Food aid does more than keep people alive today. It can help the beneficiaries to build a better future for themselves and their families. Hunger is the first threshold to cross in eradicating poverty. Abdelrahmanova hopes that if she is unable to cross this barrier, her only daughter and her two granddaughters might be able to. Not having received her meagre pension for over a year and threatened by the possible collapse of her ramshackle two-room house, this amazing woman does not seem to want to be sustained by aid, but to earn her own living. Laila Ahadi, head of WFP sub-office in Kurgan Tyube, Khatlon's provincial capital, would like to see the land leasing projects expanded even further. "We are unable [to increase the amount of land to be leased] most of the time because the Kolkhozes either do not rent land or sometimes refuse to secure the contracts beyond one year," she said.
The land lease scheme could provide a bridge for Abdelrahmanova and people like her in Tajikistan if the government proceeds faster with privatising land in such a way as to benefit future small landowners. Senior Tajik officials are committed to this transformation, but for a country emerging from 70 years of total state control, this could prove a difficult, though not insurmountable task. A senior official of the Khatlon province told a visiting WFP senior administrator in her office in Kurghan Tyube that WFP assistance to help cultivate the land was highly appreciated. "Without WFP support we would not be able to provide for those people," said the official.
But promises made in Dushanbe and Kurghan Tyube will be difficult to fulfill, unless there is a concomitant change, ideologically and administratively, on the part of the people who still run the Kolkhozes and the Sovkhozes. Also, WFP-Tajikistan will need additional funds from donors to enable it to continue its indispensable role in this massive transformation.
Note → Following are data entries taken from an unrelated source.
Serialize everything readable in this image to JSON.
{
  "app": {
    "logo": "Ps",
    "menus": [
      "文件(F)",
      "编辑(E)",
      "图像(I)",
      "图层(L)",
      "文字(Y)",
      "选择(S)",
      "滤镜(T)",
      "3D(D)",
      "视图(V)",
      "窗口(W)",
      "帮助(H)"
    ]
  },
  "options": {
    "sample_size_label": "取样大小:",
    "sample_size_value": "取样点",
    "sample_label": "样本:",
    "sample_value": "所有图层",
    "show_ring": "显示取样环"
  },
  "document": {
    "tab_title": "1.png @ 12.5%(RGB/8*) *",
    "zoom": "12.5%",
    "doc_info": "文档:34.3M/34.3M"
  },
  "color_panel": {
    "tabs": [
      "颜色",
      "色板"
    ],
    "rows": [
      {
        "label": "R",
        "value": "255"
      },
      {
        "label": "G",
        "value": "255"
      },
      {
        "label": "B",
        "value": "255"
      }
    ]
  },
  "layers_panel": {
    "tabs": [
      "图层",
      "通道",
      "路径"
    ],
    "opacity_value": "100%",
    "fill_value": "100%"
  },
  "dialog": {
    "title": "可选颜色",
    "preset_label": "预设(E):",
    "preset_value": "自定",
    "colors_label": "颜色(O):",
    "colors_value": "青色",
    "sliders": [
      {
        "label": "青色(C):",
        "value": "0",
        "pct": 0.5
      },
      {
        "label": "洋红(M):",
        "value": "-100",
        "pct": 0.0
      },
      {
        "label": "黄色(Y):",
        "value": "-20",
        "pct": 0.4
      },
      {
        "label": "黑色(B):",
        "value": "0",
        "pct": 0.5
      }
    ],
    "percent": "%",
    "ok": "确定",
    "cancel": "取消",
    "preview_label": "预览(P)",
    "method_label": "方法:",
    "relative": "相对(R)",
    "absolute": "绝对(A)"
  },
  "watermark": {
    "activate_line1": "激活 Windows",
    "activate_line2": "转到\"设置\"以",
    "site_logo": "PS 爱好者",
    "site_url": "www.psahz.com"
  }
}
The United States and the European Union were the largest donors to WFP in 1999 accounting for 41 per cent and 34 per cent, respectively, of the wheat flour that was distributed by the organisation in Tajikistan. The United States provided 7,500 tons of wheat flour and 500 tons of vegetable oil, but its pledges for the year 2000 are much lower, not exceeding 2,000 tons of wheat and 300 tons of oil. In 1999, the European Union, through the European Commission Humanitarian Office, gave 6,040 tons of wheat flour, and an additional 1,538 tons of food are expected to arrive in the coming few weeks (1,305 tons of flour and 233 of oil).
In spite of these commitments WFP-Tajikistan is still quite short of its planned needs.
The development and stability of Tajikistan is vital for the emerging states of Central Asia in particular, and the world in general. Food security is a crucial bridge to cross towards stability and self-sufficiency. The land leasing programme and similar development schemes including those devised by the WFP are the main spans of this bridge.
Abdelrahmanova, who lifted the old mats on her mud floor to show us how damp it is underneath, hopes to join other women in benefiting from the land leasing programme, in which 57 per cent of the participants are women. Maybe then, she can fix the long forsaken broken radio resting on the only table in her second room. Not far from the silent box was the only provision she had for this cold Tajik winter until her next WFP ration -- less than one sack of flour.
* The writer is the WFP regional public information officer for West and Central Asia. He accompanied Regional Manager John Powell on a visit to Tajikistan on January 25-31.